Evaluation of the model
The reliability of the multivariable model was determined with the Hosmer-Lemeshow goodness-of-fit statistic . Calibration of the model predictions, which is related to reliability, was assessed by plotting the predicted individual probability against the observed sick leave. For this, workers were grouped into quintiles according to their predicted probability for sick leave according to the model. The prevalence of the endpoint within each quintile represents the observed probability. The area under the receiver-operating characteristic curve (ROC) was used to assess the performance of the model in terms of accuracy of correct prediction. The ROC-curve is a plot of the true positive rate (sensitivity) against the false-positive rate (1-specificity) of the model. The curve illustrates the ability of the model to discriminate between workers with and without sick leave at subsequent cut-off points along the range of the predicted probabilities. An area under the curve (AUC) of 0.5 indicates no discrimination above chance, whereas an AUC of 1.0 indicates perfect discrimination.
Prediction of an individual patient's risk
We developed a clinical prediction rule for sick leave during 6 months following first consultation, to provide general practitioners and occupational health care providers with an estimate of the absolute risk of sick leave for individual workers. Since we used logistic regression, the probability (P) of sick leave was predicted with P = 1/[1+ exp- (a0 + b1x1 + ...... + bjxj)]. The status of a patient for any dummy or binary variable included in the prediction rule can be either 0 or 1, while for a (semi) continuous variable it takes the actual observed value.

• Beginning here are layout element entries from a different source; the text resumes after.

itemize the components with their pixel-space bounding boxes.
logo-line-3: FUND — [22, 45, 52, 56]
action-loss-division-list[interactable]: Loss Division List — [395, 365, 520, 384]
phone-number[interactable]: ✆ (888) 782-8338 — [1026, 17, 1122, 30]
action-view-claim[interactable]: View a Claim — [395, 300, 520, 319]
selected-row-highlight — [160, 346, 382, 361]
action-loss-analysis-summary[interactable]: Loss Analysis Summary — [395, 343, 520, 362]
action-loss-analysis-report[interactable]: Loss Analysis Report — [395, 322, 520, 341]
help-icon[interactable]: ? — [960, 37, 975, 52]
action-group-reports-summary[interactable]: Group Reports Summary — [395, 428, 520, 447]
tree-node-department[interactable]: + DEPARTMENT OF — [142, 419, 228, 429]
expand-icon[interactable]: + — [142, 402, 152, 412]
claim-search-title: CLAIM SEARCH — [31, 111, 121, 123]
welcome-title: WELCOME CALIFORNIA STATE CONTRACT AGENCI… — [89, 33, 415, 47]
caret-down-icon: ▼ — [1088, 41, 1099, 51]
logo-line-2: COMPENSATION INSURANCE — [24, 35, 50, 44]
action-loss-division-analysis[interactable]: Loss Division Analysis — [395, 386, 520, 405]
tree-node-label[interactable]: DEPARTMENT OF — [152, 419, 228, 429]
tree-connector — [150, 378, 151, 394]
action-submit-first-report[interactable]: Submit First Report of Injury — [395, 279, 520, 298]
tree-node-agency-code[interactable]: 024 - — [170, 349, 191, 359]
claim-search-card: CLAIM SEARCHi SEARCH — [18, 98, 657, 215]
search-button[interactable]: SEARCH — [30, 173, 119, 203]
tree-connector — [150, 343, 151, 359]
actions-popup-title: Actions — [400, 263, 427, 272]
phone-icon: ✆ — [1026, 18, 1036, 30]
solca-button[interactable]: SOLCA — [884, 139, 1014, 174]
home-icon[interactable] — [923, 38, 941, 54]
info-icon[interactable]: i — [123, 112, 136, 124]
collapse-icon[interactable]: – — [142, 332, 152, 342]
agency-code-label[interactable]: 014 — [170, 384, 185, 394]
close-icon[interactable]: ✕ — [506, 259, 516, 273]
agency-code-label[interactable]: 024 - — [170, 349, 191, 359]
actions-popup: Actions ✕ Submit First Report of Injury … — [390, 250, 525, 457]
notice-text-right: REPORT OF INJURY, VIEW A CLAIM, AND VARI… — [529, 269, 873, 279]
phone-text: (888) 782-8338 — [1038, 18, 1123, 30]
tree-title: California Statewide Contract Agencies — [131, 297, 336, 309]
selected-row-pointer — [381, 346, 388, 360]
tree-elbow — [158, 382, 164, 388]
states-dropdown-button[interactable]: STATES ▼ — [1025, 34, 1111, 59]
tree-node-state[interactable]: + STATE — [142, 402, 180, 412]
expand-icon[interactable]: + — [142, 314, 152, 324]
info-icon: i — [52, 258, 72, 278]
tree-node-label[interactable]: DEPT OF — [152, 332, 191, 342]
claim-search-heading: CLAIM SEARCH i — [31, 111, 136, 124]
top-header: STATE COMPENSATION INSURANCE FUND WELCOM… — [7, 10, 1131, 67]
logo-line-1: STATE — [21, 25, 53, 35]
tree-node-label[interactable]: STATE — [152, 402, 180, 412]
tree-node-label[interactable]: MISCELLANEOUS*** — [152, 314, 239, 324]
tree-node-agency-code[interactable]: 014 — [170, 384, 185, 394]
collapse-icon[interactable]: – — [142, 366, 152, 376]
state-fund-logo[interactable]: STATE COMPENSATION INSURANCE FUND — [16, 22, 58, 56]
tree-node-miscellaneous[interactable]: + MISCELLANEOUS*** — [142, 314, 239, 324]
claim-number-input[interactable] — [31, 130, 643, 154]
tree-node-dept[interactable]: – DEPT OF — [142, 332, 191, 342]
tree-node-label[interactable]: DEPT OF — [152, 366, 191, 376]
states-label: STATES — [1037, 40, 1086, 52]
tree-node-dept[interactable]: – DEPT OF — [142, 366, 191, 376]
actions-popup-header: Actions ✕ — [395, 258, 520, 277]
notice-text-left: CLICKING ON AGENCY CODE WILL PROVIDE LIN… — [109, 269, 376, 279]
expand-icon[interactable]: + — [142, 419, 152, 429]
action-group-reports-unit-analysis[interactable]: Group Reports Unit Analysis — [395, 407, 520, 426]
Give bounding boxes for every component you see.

To facilitate the calculation of an individual worker's risk, we developed a score chart. We multiplied the regression coefficients by 4 and rounded them to the nearest integer to form the scores for each of the predictors. The scores of predictors which are reviewed positively are added to calculate the 'Total score'. This total score corresponds to risk of sick leave during follow-up.
The study was approved by the Medical Ethics Committee of the VU University Medical Center, Amsterdam, the Netherlands.